As Oreskes and Conway (2010) point out, journalists have helped cultivate a scientifically ill-informed and distrustful public through their reporting of tobacco, climate change, and other issues. These scholars and others see journalists as part of the problem, not part of the solution, to resolving issues related to trust in science. It is undeniable that journalists have done damage to public trust in science. For this reason and others, the public, at least in the United States, has deemed journalists more untrustworthy than scientists, which may raise issues with the solutions I propose here (Kennedy et al., 2022).

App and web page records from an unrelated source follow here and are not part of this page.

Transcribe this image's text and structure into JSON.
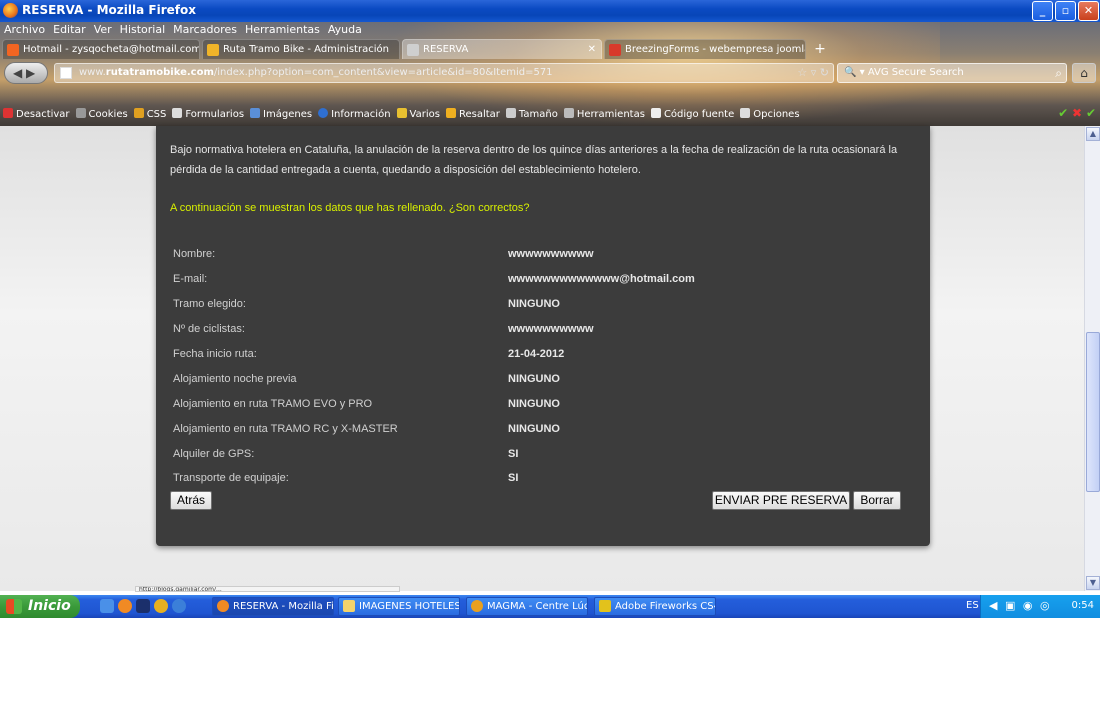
{
  "window": {
    "title": "RESERVA - Mozilla Firefox"
  },
  "menu": [
    "Archivo",
    "Editar",
    "Ver",
    "Historial",
    "Marcadores",
    "Herramientas",
    "Ayuda"
  ],
  "tabs": [
    {
      "label": "Hotmail - zysqocheta@hotmail.com",
      "icon_color": "#f26522"
    },
    {
      "label": "Ruta Tramo Bike - Administración",
      "icon_color": "#f0b429"
    },
    {
      "label": "RESERVA",
      "icon_color": "#cfcfcf"
    },
    {
      "label": "BreezingForms - webempresa joomla - Ho...",
      "icon_color": "#d83a2b"
    }
  ],
  "address": {
    "prefix": "www.",
    "domain": "rutatramobike.com",
    "path": "/index.php?option=com_content&view=article&id=80&Itemid=571",
    "search_placeholder": "AVG Secure Search"
  },
  "devtoolbar": [
    "Desactivar",
    "Cookies",
    "CSS",
    "Formularios",
    "Imágenes",
    "Información",
    "Varios",
    "Resaltar",
    "Tamaño",
    "Herramientas",
    "Código fuente",
    "Opciones"
  ],
  "page": {
    "intro": "Bajo normativa hotelera en Cataluña, la anulación de la reserva dentro de los quince días anteriores a la fecha de realización de la ruta ocasionará la pérdida de la cantidad entregada a cuenta, quedando a disposición del establecimiento hotelero.",
    "question": "A continuación se muestran los datos  que has rellenado. ¿Son correctos?",
    "fields": [
      {
        "label": "Nombre:",
        "value": "wwwwwwwwww"
      },
      {
        "label": "E-mail:",
        "value": "wwwwwwwwwwwww@hotmail.com"
      },
      {
        "label": "Tramo elegido:",
        "value": "NINGUNO"
      },
      {
        "label": "Nº de ciclistas:",
        "value": "wwwwwwwwww"
      },
      {
        "label": "Fecha inicio ruta:",
        "value": "21-04-2012"
      },
      {
        "label": "Alojamiento noche previa",
        "value": "NINGUNO"
      },
      {
        "label": "Alojamiento en ruta TRAMO EVO y PRO",
        "value": "NINGUNO"
      },
      {
        "label": "Alojamiento en ruta TRAMO RC y X-MASTER",
        "value": "NINGUNO"
      },
      {
        "label": "Alquiler de GPS:",
        "value": "SI"
      },
      {
        "label": "Transporte de equipaje:",
        "value": "SI"
      }
    ],
    "buttons": {
      "back": "Atrás",
      "send": "ENVIAR PRE RESERVA",
      "clear": "Borrar"
    }
  },
  "status_url": "http://blogs.gamiliar.com/...",
  "taskbar": {
    "start": "Inicio",
    "tasks": [
      {
        "label": "RESERVA - Mozilla Fir...",
        "icon_color": "#f08a24"
      },
      {
        "label": "IMAGENES HOTELES",
        "icon_color": "#f3d36b"
      },
      {
        "label": "MAGMA - Centre Lúdi...",
        "icon_color": "#e8a020"
      },
      {
        "label": "Adobe Fireworks CS4",
        "icon_color": "#e2c21c"
      }
    ],
    "lang": "ES",
    "clock": "0:54"
  }
}
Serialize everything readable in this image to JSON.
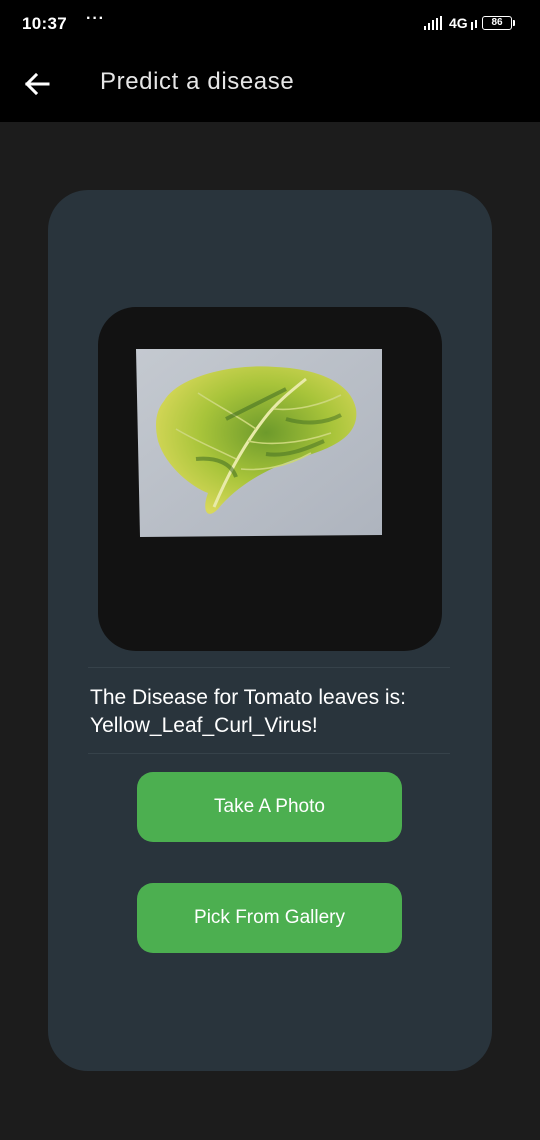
{
  "status_bar": {
    "time": "10:37",
    "dots": "···",
    "network": "4G",
    "battery": "86",
    "icons": [
      "signal-icon",
      "network-arrows-icon",
      "battery-icon"
    ]
  },
  "app_bar": {
    "back_icon": "arrow-left-icon",
    "title": "Predict a disease"
  },
  "card": {
    "image_content": "tomato leaf photo",
    "result_line1": "The Disease for Tomato leaves is:",
    "result_line2": "Yellow_Leaf_Curl_Virus!",
    "take_photo_label": "Take A Photo",
    "gallery_label": "Pick From Gallery"
  },
  "colors": {
    "background": "#1c1c1c",
    "bar": "#000000",
    "card": "#29343c",
    "button": "#4caf50",
    "text": "#ffffff"
  }
}
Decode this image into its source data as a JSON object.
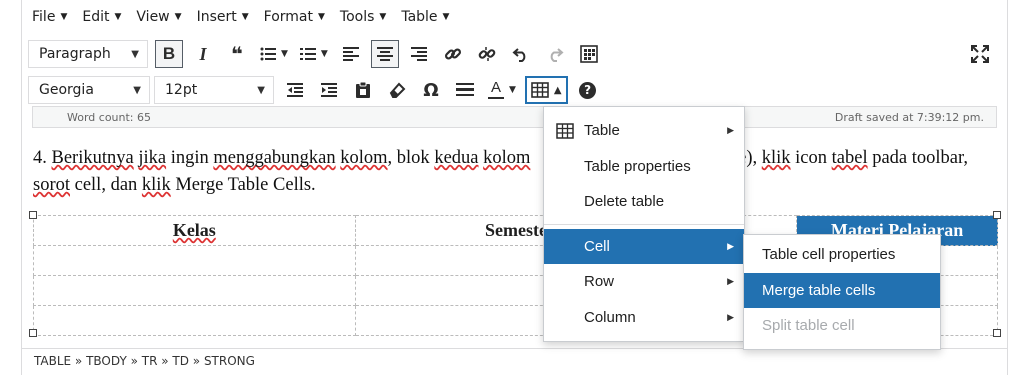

How could the public regain trust in journalists when they make claims about science? Perhaps, much like scientists, they must earn, not merely expect, the public’s trust.Footnote 25 In the context of this paper, earning the public’s trust when it comes to reporting on science follows from the interrogation of the epistemic and non-epistemic responsiveness of scientists. This means that the responsiveness model of trust has built into it a route for warranting trust in journalists as well as trust in scientists. In other words, journalists can and should earn the public’s trust by properly doing their job: cultivating a well-informed public and holding those in power to account– and those in power include scientists.